This question is one of the most common articulated in my office and I believe represents an underappreciated component of our everyday lives that can certainly impact many facets of our health including our nervous system function. In this post, I will focus on the effects of stress on the mechanical forces impacting the peripheral nerves as these forces are what we treat during surgical intervention for occipital neuralgia or carpal tunnel syndrome, usually when multiple other treatment modalities have failed. To be sure, mechanical forces are only one way in which stress affects nerve function, but I do believe that many people, including other physicians, often don’t recognize the impact that such forces have in the pathology presenting to their offices on a fairly frequent basis. For the purposes of this discussion, I’ll use the occipital nerves (those in the back of the head and neck) as our subject, but the principles articulated apply to any peripheral nerve in the body.
Physical compression of the occipital nerves can come from several anatomic structures: muscles in the neck, scar, fascia (a tough type of connective tissue) and blood vessels, specifically branches of the occipital artery. Starting with the first of these structures, the occipital nerves all pass through or around various large and powerful muscles in the neck on their course from the spinal cord outward. When muscles contract, especially suddenly and violently (e.g., during a whiplash-type event) they constrict any structure(s) passing through them. Similarly, when people are stressed, their muscles tend to be more tense and I can recall countless occasions during which patients who were ultimately diagnosed with occipital neuralgia, told me they felt their neck muscles were “too tight”. If the muscles through which the occipital nerves are squeezing those nerves more tightly than usual, (whether suddenly and very forcefully or slightly less forcefully, but constantly), those nerves will send pain signals to the brain because of the pressure being applied to them. The covering of the muscles and one of the components of their attachment to the skull and spinal column is a tissue called fascia. As you might guess, these same occipital nerves pass from within the muscles to the subcutaneous tissues (where they provide sensation to the overlying skin) by also passing through the fascia. Hence if the fascia is too tight or the opening through the fascia has been narrowed by scar tissue, those nerves will be compressed and irritated, especially as the neck moves back and forth and those nerves try to glide smoothly, but instead end up getting kinked again and again with each individual motion. I believe that this phenomenon accounts for the fact that many of my patients report worsening symptoms as the day goes on and the amount of motion in the head and neck increases.

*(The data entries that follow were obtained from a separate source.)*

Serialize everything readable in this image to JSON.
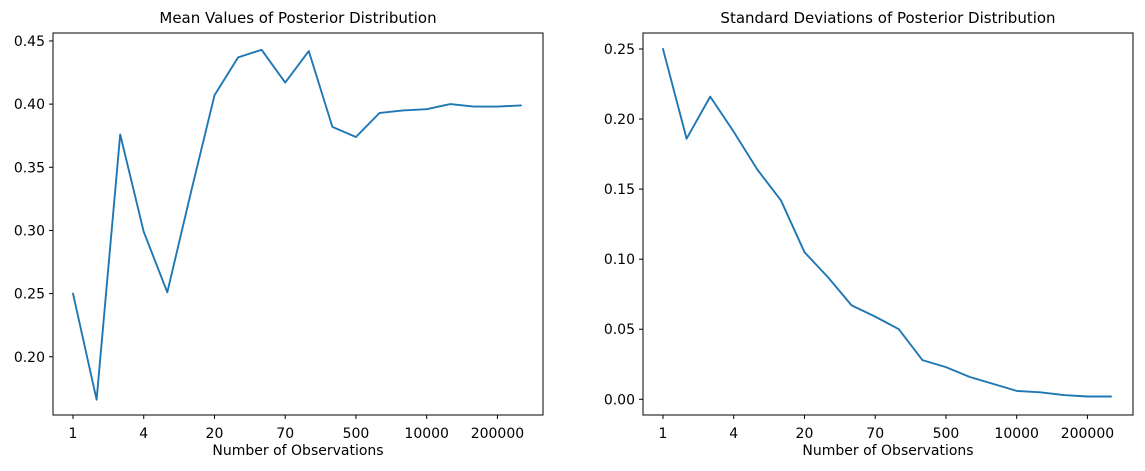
{
  "figure": {
    "background": "#ffffff"
  },
  "chart_data": [
    {
      "id": "mean-posterior-chart",
      "type": "line",
      "title": "Mean Values of Posterior Distribution",
      "xlabel": "Number of Observations",
      "ylabel": "",
      "grid": false,
      "legend": "none",
      "x_scale": "category-index",
      "x_tick_labels": [
        "1",
        "4",
        "20",
        "70",
        "500",
        "10000",
        "200000"
      ],
      "x_tick_indices": [
        0,
        3,
        6,
        9,
        12,
        15,
        18
      ],
      "y_tick_labels": [
        "0.45",
        "0.40",
        "0.35",
        "0.30",
        "0.25",
        "0.20"
      ],
      "ylim": [
        0.1539,
        0.4563
      ],
      "values": [
        0.25,
        0.166,
        0.376,
        0.299,
        0.251,
        0.33,
        0.407,
        0.437,
        0.443,
        0.417,
        0.442,
        0.382,
        0.374,
        0.393,
        0.395,
        0.396,
        0.4,
        0.398,
        0.398,
        0.399
      ],
      "line_color": "#1f77b4"
    },
    {
      "id": "std-posterior-chart",
      "type": "line",
      "title": "Standard Deviations of Posterior Distribution",
      "xlabel": "Number of Observations",
      "ylabel": "",
      "grid": false,
      "legend": "none",
      "x_scale": "category-index",
      "x_tick_labels": [
        "1",
        "4",
        "20",
        "70",
        "500",
        "10000",
        "200000"
      ],
      "x_tick_indices": [
        0,
        3,
        6,
        9,
        12,
        15,
        18
      ],
      "y_tick_labels": [
        "0.25",
        "0.20",
        "0.15",
        "0.10",
        "0.05",
        "0.00"
      ],
      "ylim": [
        -0.0112,
        0.2614
      ],
      "values": [
        0.25,
        0.186,
        0.216,
        0.191,
        0.164,
        0.142,
        0.105,
        0.087,
        0.067,
        0.059,
        0.05,
        0.028,
        0.023,
        0.016,
        0.011,
        0.006,
        0.005,
        0.003,
        0.002,
        0.002
      ],
      "line_color": "#1f77b4"
    }
  ]
}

Lastly, when blood vessels are involved, the forces on the adjacent nerves take two common forms. The first is akin to that of an anaconda strangling its prey if the blood vessel is wrapped around the nerve. Alternatively, if the artery lies next to the nerve in a small and fixed space it acts like a jackhammer against pavement. In both cases, when the blood pumps through the artery with greater force, the pulsations strike the nerve with greater force. Hence, when blood pressure increases, so do the pulsatile forces on the nearby nerve, hence increasing the potential for pain. What types of things can cause blood pressure to rise? Not surprisingly, many of the same triggers that people report all the time: stress, exercise, caffeine ingestion, pain, etc. To illustrate the point, take a look at this short video of the greater occipital nerve in the process of being decompressed (LINK BELOW).
This video is a nice example of a pulsatile, occipital artery branch passing right over the greater occipital nerve which is a fairly common finding in patients suffering from occipital neuralgia. In addition, once someone experiences pain, their blood pressure rises further which in turn causes the arteries to pump harder thus causing more pain, which causes a further rise in blood pressure and setting in motion a vicious, positive feedback loop.
For all of these reasons, when we see spastic muscle, we remove small portions of the muscle to make room for the delicate nerve structures. The same is true for fascia and scar tissue. When we see vascular compression of the occipital nerves in the OR, we tie off and/or cauterize those vessels so that they no longer impact the nerves. In summary, stress can have a very real, if somewhat indirect effect on peripheral nerves as noted above and when more conservative measures (e.g., yoga, gentle stretching, meditation, biofeedback) are not enough, the focus needs to shift to the forces caused by that stress because addressing those forces is often very beneficial to the goal of pain relief.